Frr update to 10.4.1-1 broke external routing?

ns33

Member
Apr 4, 2024
30
3
8
Just updated all ourcluster to the latest pull I did with POM; apart of that included the frr package 10.4.1-1+pve1; I was previously on 10.3.1-1+pve4.

After doing the update, I noticed I could no longer route out of the vms to anything physical. The next hope would be the subnet defined in the vent but that's it. The hop after that should be the default gateway but that wasn't the case.

Just happened to look at one of the SRV networking - reload tasks in the history and noticed two things; the frr version was still 10.3.1 and with every reload I would receive 'INFO: "frr version 10.4.1" cannot be removed' I checked the frr.conf in /etc/frr and the version listed is in fact 10.3.1 at the top of the file. I guess I can't manually change that as with each reload of the SDN, my change is reverted.

So I removed frr and frr-pythontools and targeted10.3.1-1+pve4 for both and now I'm able to route to outside devices from a VM

Did I miss something I should have done during the update? I'm thinking the frr.conf would just need to the version to be changed to 10.4.1 but how would I do that? Or is this a bug?
 
But this should also be fixed by restarting frr using systemctl restart frr. If this problem persists, please paste the full frr config and the full error log.
 
Ah, this was my mistake, didn't realize frr 10.4.1 would make no-subscription so fast! Should be fixed with this patch: https://lore.proxmox.com/pve-devel/20251209105731.19965-1-g.goller@proxmox.com/
Awesome!!

Two probably dumb question:
  1. how would I go about getting the patch into my environment? Build from source? My means of transferring anything to the cluster is through sneaker-net. Or would the patched package be found in http://download.proxmox.com/debian/
  2. What is the typical workflow from a patch being made to becoming available in the no-subscription repo?
 
Hi!
the patch will need to be merged and then there will be a new build of pve-network available in no-sub.
But note that this error is just a reloading debug statement, it doesn't cause you routes to not be available. Please restart frr and check if the problem still persists, because this could also be a frr regression.
 
Understood!

I reinstalled frr back to 10.4.1, did a daemon reload and restarted the service on each node. I do still lose the ability to reach out to an external device.

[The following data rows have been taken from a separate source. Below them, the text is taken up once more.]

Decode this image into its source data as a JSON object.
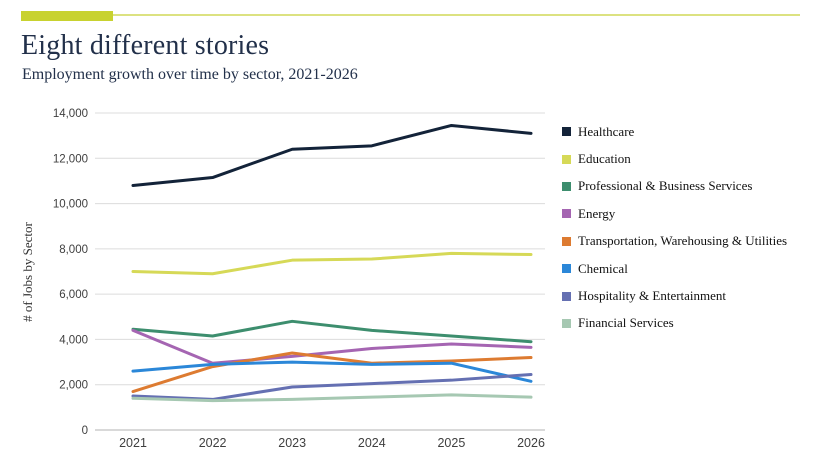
{
  "page": {
    "title": "Eight different stories",
    "subtitle": "Employment growth over time by sector, 2021-2026",
    "accent_bar_color": "#c8d22f",
    "accent_line_color": "#dce281"
  },
  "chart_data": {
    "type": "line",
    "title": "Eight different stories",
    "subtitle": "Employment growth over time by sector, 2021-2026",
    "categories": [
      "2021",
      "2022",
      "2023",
      "2024",
      "2025",
      "2026"
    ],
    "xlabel": "",
    "ylabel": "# of Jobs by Sector",
    "ylim": [
      0,
      14000
    ],
    "ytick_step": 2000,
    "grid": true,
    "legend_position": "right",
    "series": [
      {
        "name": "Healthcare",
        "color": "#132339",
        "values": [
          10800,
          11150,
          12400,
          12550,
          13450,
          13100
        ]
      },
      {
        "name": "Education",
        "color": "#d6d957",
        "values": [
          7000,
          6900,
          7500,
          7550,
          7800,
          7750
        ]
      },
      {
        "name": "Professional & Business Services",
        "color": "#3d8e6e",
        "values": [
          4450,
          4150,
          4800,
          4400,
          4150,
          3900
        ]
      },
      {
        "name": "Energy",
        "color": "#a565b2",
        "values": [
          4400,
          2950,
          3250,
          3600,
          3800,
          3650
        ]
      },
      {
        "name": "Transportation, Warehousing & Utilities",
        "color": "#dd7b31",
        "values": [
          1700,
          2800,
          3400,
          2950,
          3050,
          3200
        ]
      },
      {
        "name": "Chemical",
        "color": "#2b87d8",
        "values": [
          2600,
          2900,
          3000,
          2900,
          2950,
          2150
        ]
      },
      {
        "name": "Hospitality & Entertainment",
        "color": "#6570b2",
        "values": [
          1500,
          1350,
          1900,
          2050,
          2200,
          2450
        ]
      },
      {
        "name": "Financial Services",
        "color": "#a6c8b2",
        "values": [
          1400,
          1300,
          1350,
          1450,
          1550,
          1450
        ]
      }
    ]
  }
}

Open each 'SRV networking - Reload' tasks, the only one I see a warning on is the on the node I have selected as the exit node.

Currently only one of the zones has an exit node defined. The warning is the first line:
vrf_<ZoneName> : warning: vrf_<ZoneName>: post-up cmd 'ip route delete vrf vrf_<ZoneName> unreachable default metric 4278198272' failed: returned 2 (RTNETLINK answers: No such process

Do note vrf_<ZoneName> is just not the actually name, just a sanitized version.

I don't see this warning/error using 10.3.1. Where should I begin my investigation into the cause? I can provided logs/config but I'd just need to rip stuff out of them.
 
Last edited:
This still shouldn't be really a problem. Please post the sdn config (everything in /etc/pve/sdn/) and the /etc/frr/frr.conf file. Also I presume you get the default route from some external router, does that route appear in the frr rib? so is it visible with show bgp l2vpn evpn route
or show ip route vrf vrf_<your_vrf_name>? Thanks!
 
Last edited:
This still shouldn't be really a problem. Please post the sdn config (everything in /etc/pve/sdn/) and the /etc/frr/frr.conf file. Also I presume you get the default route from some external router, does that route appear in the frr rib? so is it visible with show bgp l2vpn evpn route
or show ip route vrf vrf_<your_vrf_name>? Thanks!
Will do!

Do you need the .running-config in /etc/pve/sdn? Sanitizing that would be a minor headache. I can certainly do so, just figured I ask before going through that if it isn't needed
 
No, it's fine -- you can omit the .running-config!
 
Does this happen in all zones, if not, in which zone is the route missing (I presume this happens on ZoneName1 because that's the exit node)? Do you have firewalls enabled? Could you show the output of these commands:
Code:
vtysh -c "show ip route vrf vrf_<vrf_name>"
vtysh -c "show bgp summary"
vtysh -c "show bgp l2vpn evpn route"
 
I'm not sure if it occurs in other zones. Honestly, nothing is configured to use the other zones. In the end, all zones will have exits nodes defined, and the plan is to have multiple for the load balancing.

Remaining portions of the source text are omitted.